Die Armee hatte Mursi in ihrem Ultimatum nach tagelangen Massenprotesten aufgefordert, die Krise beizulegen und den Forderungen der regierungskritischen Demonstranten nachzukommen. Die Streitkräfte drohten zugleich an, anderenfalls würden sie selbst einen Fahrplan für einen Ausweg aus der Krise verkünden und die Umsetzung der entsprechenden Maßnahmen überwachen.

Verteidigungsminister und Armeechef Abdel Fattah al-Sissi traf bereits vor dem Ende des Ultimatums in Kairo mit Oppositionssprecher Mohammed ElBaradei sowie Vertretern anderer politischer und religiöser Kräfte zusammen, um mit ihnen über den Fahrplan zu beraten.

„Wir schwören vor Gott“

Zuvor waren die Chefs der ägyptischen Streitkräfte zu einer Dringlichkeitssitzung zusammengekommen. Wie aus Armeekreisen verlautete, leisteten sie zu Beginn der von al-Sissi geleiteten Sitzung einen Eid: „Wir schwören vor Gott, dass wir für Ägypten und sein Volk unser Blut gegen alle Terroristen, Extremisten und Unwissenden opfern werden.“

Auf dem Tahrir-Platz demonstrierten weiter zehntausende Menschen für Mursis Rücktritt. Der Präsident bot lediglich eine Regierung der nationalen Einheit zur Beilegung der Krise an. „Die Präsidentschaft zieht die Bildung einer Koalitionsregierung des Konsenses in Betracht, um die nächste Parlamentswahl zu beaufsichtigen“, teilte Mursis Büro via Facebook mit.
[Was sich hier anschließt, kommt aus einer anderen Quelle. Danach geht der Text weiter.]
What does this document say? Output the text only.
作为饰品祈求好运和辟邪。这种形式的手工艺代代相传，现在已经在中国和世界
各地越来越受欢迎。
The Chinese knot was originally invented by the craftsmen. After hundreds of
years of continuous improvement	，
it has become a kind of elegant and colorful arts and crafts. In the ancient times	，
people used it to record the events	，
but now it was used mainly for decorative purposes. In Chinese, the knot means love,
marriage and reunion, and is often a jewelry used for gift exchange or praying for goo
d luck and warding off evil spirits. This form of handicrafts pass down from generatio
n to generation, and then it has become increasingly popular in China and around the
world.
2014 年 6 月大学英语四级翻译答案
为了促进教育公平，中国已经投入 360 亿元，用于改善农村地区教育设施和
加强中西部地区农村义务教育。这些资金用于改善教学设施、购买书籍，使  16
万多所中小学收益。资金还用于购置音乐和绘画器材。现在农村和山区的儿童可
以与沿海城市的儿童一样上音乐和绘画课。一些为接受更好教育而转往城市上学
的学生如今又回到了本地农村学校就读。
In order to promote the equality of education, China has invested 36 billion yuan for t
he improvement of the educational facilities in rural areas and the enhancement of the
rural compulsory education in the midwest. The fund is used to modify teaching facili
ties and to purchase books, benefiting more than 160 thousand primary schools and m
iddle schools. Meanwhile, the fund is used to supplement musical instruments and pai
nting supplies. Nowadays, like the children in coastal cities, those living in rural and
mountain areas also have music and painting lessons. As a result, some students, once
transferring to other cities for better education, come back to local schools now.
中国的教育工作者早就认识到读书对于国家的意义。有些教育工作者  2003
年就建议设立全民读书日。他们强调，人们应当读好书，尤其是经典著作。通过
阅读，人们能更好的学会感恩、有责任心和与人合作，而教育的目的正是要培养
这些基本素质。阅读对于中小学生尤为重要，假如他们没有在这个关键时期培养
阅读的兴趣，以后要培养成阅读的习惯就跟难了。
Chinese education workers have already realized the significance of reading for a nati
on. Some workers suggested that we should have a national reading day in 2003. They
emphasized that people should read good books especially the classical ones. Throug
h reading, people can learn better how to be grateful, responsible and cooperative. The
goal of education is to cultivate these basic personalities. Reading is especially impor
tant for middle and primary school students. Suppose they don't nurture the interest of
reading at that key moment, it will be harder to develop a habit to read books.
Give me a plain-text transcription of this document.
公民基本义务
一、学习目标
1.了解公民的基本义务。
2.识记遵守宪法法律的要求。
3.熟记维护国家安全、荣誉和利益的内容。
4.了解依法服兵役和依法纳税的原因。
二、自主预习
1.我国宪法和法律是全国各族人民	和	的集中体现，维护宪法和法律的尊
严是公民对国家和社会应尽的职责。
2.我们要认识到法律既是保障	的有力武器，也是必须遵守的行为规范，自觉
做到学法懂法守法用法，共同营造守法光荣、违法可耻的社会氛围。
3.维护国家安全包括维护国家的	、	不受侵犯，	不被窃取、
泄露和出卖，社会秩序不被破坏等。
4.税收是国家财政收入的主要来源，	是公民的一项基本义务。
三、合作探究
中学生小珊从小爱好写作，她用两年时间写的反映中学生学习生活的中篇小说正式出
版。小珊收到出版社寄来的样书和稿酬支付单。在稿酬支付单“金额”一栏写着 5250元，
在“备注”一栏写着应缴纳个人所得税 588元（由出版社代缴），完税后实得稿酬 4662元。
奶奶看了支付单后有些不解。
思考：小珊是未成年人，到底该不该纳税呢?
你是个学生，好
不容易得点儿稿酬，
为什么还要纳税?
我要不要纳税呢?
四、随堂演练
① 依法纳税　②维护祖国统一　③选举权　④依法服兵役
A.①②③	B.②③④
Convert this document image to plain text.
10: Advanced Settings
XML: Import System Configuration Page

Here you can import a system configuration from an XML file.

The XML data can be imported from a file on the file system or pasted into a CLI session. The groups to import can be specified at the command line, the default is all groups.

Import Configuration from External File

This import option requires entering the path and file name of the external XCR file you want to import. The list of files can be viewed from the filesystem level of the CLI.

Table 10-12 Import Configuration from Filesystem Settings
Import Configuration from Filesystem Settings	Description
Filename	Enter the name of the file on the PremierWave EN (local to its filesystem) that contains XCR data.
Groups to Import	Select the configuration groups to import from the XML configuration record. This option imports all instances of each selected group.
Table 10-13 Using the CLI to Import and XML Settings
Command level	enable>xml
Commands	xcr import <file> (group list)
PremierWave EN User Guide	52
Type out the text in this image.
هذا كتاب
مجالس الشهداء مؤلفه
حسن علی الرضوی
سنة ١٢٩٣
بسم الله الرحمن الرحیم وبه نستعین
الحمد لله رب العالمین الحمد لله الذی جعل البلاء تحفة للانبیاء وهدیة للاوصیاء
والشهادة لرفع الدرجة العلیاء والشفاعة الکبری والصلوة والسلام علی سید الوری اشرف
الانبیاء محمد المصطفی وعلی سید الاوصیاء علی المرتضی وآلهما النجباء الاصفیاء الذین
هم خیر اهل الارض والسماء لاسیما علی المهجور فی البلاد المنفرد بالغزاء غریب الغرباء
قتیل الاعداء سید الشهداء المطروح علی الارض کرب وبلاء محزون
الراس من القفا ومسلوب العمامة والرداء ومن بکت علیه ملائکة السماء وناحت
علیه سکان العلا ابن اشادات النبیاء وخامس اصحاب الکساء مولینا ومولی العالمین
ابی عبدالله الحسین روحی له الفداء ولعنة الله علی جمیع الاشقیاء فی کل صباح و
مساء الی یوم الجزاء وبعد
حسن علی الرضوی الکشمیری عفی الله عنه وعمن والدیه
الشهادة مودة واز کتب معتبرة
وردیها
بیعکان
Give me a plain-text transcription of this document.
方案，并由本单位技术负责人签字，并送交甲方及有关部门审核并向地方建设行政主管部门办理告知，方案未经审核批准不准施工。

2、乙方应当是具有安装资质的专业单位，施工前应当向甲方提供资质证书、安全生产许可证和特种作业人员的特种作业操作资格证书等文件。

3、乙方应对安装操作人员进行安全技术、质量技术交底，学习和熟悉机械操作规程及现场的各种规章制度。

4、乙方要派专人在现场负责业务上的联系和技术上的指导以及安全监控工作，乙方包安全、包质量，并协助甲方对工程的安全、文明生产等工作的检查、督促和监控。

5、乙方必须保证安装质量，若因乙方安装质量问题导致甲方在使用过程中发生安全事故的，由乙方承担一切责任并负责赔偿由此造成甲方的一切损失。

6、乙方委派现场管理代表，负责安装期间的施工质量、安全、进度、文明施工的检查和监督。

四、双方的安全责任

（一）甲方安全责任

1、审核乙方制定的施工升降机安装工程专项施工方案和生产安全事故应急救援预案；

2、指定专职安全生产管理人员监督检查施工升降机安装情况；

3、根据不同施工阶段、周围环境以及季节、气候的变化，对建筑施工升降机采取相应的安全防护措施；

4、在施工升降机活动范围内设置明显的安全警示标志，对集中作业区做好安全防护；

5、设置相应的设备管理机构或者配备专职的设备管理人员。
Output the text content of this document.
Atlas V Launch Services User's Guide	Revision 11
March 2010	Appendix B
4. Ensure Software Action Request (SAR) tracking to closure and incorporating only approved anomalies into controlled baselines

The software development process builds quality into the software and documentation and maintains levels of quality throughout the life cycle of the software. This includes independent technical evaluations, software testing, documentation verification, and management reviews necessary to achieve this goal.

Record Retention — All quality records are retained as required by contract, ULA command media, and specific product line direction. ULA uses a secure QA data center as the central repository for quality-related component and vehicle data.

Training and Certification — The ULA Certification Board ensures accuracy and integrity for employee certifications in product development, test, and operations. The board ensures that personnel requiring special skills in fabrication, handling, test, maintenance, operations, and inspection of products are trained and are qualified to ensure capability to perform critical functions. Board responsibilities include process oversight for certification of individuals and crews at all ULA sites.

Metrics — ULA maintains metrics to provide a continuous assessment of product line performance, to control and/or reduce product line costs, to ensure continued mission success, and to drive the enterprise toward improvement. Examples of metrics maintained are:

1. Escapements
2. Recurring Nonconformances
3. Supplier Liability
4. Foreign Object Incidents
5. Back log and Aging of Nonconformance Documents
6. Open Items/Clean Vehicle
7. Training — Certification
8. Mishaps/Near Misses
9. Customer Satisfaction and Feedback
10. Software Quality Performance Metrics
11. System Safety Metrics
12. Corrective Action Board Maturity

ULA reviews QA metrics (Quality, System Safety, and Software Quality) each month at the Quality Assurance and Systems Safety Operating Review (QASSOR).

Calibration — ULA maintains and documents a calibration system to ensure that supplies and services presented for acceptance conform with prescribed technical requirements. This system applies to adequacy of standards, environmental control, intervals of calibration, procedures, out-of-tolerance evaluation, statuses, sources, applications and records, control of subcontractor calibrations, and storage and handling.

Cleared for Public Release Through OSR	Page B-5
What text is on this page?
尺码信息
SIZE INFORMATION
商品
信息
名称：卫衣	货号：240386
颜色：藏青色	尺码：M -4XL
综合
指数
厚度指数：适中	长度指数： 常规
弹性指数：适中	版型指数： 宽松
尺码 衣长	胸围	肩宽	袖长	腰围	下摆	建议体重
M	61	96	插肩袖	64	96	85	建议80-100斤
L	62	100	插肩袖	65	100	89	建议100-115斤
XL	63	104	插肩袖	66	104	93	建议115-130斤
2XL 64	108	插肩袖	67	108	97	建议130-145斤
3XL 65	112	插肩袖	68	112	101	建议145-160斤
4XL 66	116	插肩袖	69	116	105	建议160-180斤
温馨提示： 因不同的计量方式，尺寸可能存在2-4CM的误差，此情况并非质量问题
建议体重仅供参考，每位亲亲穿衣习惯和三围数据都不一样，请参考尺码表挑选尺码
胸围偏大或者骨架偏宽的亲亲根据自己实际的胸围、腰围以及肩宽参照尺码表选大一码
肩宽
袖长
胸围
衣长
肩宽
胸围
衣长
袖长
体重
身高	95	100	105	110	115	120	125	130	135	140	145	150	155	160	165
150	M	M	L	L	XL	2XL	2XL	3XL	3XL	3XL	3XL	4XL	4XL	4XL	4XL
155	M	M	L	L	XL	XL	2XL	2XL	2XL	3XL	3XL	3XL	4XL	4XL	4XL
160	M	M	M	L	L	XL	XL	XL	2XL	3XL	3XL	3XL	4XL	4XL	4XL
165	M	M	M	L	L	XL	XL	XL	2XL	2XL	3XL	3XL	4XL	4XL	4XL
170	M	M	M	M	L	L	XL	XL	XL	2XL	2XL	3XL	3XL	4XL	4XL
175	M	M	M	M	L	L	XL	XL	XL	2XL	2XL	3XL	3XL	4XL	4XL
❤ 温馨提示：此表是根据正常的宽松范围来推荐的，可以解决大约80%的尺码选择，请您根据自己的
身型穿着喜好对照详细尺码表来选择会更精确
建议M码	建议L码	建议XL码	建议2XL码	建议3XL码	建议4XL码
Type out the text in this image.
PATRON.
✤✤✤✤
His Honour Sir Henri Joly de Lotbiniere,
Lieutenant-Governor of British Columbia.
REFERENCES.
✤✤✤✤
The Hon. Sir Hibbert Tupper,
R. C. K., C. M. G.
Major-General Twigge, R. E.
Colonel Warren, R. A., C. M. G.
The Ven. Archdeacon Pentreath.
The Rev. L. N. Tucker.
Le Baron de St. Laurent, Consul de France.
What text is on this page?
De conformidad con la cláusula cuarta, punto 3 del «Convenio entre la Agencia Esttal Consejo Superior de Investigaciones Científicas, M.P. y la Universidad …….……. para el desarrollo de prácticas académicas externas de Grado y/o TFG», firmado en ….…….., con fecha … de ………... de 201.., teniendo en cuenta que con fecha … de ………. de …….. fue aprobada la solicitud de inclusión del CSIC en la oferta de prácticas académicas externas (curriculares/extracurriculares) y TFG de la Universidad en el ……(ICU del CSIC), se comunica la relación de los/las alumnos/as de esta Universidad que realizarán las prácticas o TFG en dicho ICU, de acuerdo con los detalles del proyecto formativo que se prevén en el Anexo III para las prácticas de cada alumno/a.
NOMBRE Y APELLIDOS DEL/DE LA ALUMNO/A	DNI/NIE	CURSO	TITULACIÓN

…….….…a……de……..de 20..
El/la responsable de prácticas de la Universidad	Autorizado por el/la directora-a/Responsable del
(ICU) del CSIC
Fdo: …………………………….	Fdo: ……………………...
Nach Ablauf des Ultimatums verlautete aus Sicherheitskreisen, gegen Mursi sowie gegen mehrere führende Mitglieder der islamistischen Muslimbruderschaft sei ein Ausreiseverbot verhängt worden. Die Anordnung „hochrangiger Sicherheitsvertreter“ stehe im Zusammenhang mit ihrer mutmaßlichen Verwicklung in einen Ausbruch aus dem Gefängnis Wadi Natrun im Januar 2011.

Gefängnisausbruch der Muslimbrüder

Vertreter des Flughafens in der Hauptstadt Kairo bestätigten, dass es eine Anordnung gebe, Mursi und führende Muslimbrüder, darunter ihren Obersten Führer Mohammed Badie und seinen Stellvertreter Chairat al-Tschater, an Auslandsreisen zu hindern. Den Muslimbrüdern wird vorgeworfen, den Gefängnisausbruch von mehr als 30 Gefolgsleuten mithilfe der palästinensischen Hamas und der libanesischen Hisbollah-Miliz organisiert zu haben.

Die US-Regierung äußerte sich besorgt über die Krise in Ägypten, einem wichtigen Akteur im Nahen Osten. In den Vorschlägen Mursis fehlten offenbar „entscheidende Elemente“, sagte eine Sprecherin des Außenministeriums in Washington.

US-Verteidigungsminister Chuck Hagel telefonierte mit al-Sissi. Hagels Sprecher George Little sagte nichts zum Inhalt des Gesprächs, versicherte aber, Washington unterstütze den „demokratischen Prozess“ in Ägypten und ergreife in der gegenwärtigen Krise nicht Partei.